You might think two travel agents who sell the same holidays and work the same hours in the same town would earn roughly the same amount.


But if those travel agents are employed by different companies with different pay structures, one could easily be earning more.


Differing salaries: there are a variety of pay structures in the travel industry


So what are the options?


Salary-only


Pros: This is a good choice if you want the reassurance of knowing how much you will earn each month and you don’t want to be under pressure to sell.


It suits those who enjoy spending time with clients without needing to consider how much they will earn from each sale.


“Business travel companies are moving towards basic salary schemes because they have realised clients are wary of companies that pay commission,” said a spokesman for recruitment firm New Frontiers.


Cons: There is no opportunity to increase your earnings, no matter how many holidays you sell. You’ll get the same salary as weaker colleagues. With no financial incentive, it can be hard to feel motivated.


Travel employers who pay like this: Most business travel companies, including Carlson Wagonlit and American Express. Entry-level salaries start at £13,000 for a junior consultant with no business travel experience.



Commission-only


Pros: You’ll feel like you are working for yourself and get rewarded for your hard work. You won’t feel like you are carrying colleagues.


Good sales people can earn far more working in a commission-only structure than a salaried scheme.


Travel Counsellors’ home-based agents, who get 60% of the commission earned on every sale, net an average of £24,000 a year and a few earn more than £100,000, with the benefits of head office backup and strong commercial deals.


Cons: With no financial guarantees, this won’t suit those who need the security of a fixed income. In many cases, you won’t get sick pay or holiday pay.


Less-experienced consultants might earn less than those on a salary if they can’t pull in enough bookings and you’ll be paid in arrears, though Travel Counsellors has recently switched from making monthly to fortnightly payments to boost franchisees’ cashflow.


Travel employers who pay like this: Homeworking firms such as Future Travel, and companies with franchisee home-based agents, like Travel Counsellors.



Salary plus commission


Pros: The more successful you are, the bigger your pay packet. This pay structure suits those with lots of experience and motivation.


Those selling higher-value holidays, such as long haul or luxury, could treble their salary in commission.


Flight Centre staff start on a basic salary of £18,000 for the first three months, after which it drops to £12,000, but some sales consultants are earning as much as £70,000 including commission.


Commission is awarded on an individual basis – what you earn is what you get – so you feel rewarded for your efforts.


Cons: In many cases commission is low and a typical consultant working for a high-street multiple should expect to earn only £100 to £300 a month on top of their basic salary.
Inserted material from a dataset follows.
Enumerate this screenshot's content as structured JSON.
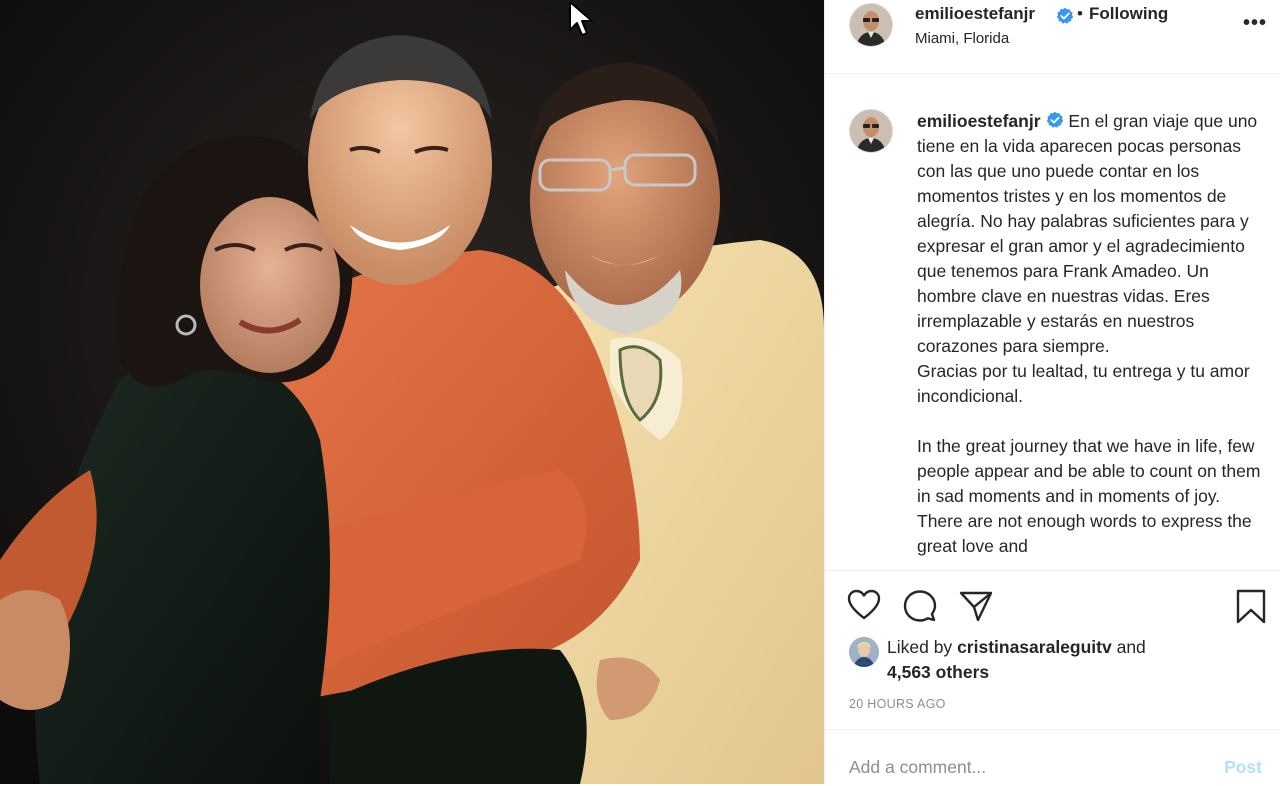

Agents typically receive £3 per head per holiday sold, 50p for each car-hire booking and £1 for insurance policies.


During quieter periods, your take-home pay could be low.


The promise of commission could lead to rivalry with colleagues competing for customers.


Travel employers who pay like this: High-street agency chains including Going Places, Flight Centre and Thomson, plus most independents, but levels of commission vary enormously.



Salary plus profit share


Pros: By getting a share of the profits, you feel like part of the business and enjoy its success. At Trailfinders, everyone at supervisory level and above receives a share of the profits. “It means staff are enthusiastic and they want the company to succeed,” said a spokeswoman.


Cons: Beware of companies using the promise of a profit share or bonus as an excuse to pay a lower basic wage – the profits may never materialise. Some only pay profits if you reach certain targets, so make sure these are realistic.


Most profit-share schemes are position rather than performance-related, so can breed ill feeling if staff feel they haven’t been duly rewarded.


Travel employers who pay like this: Some independents give staff a bonus if the company has had a good year. Trailfinders supervisors can earn £5,000-£10,000 in profits, boosting their salaries to £35,000-£40,000.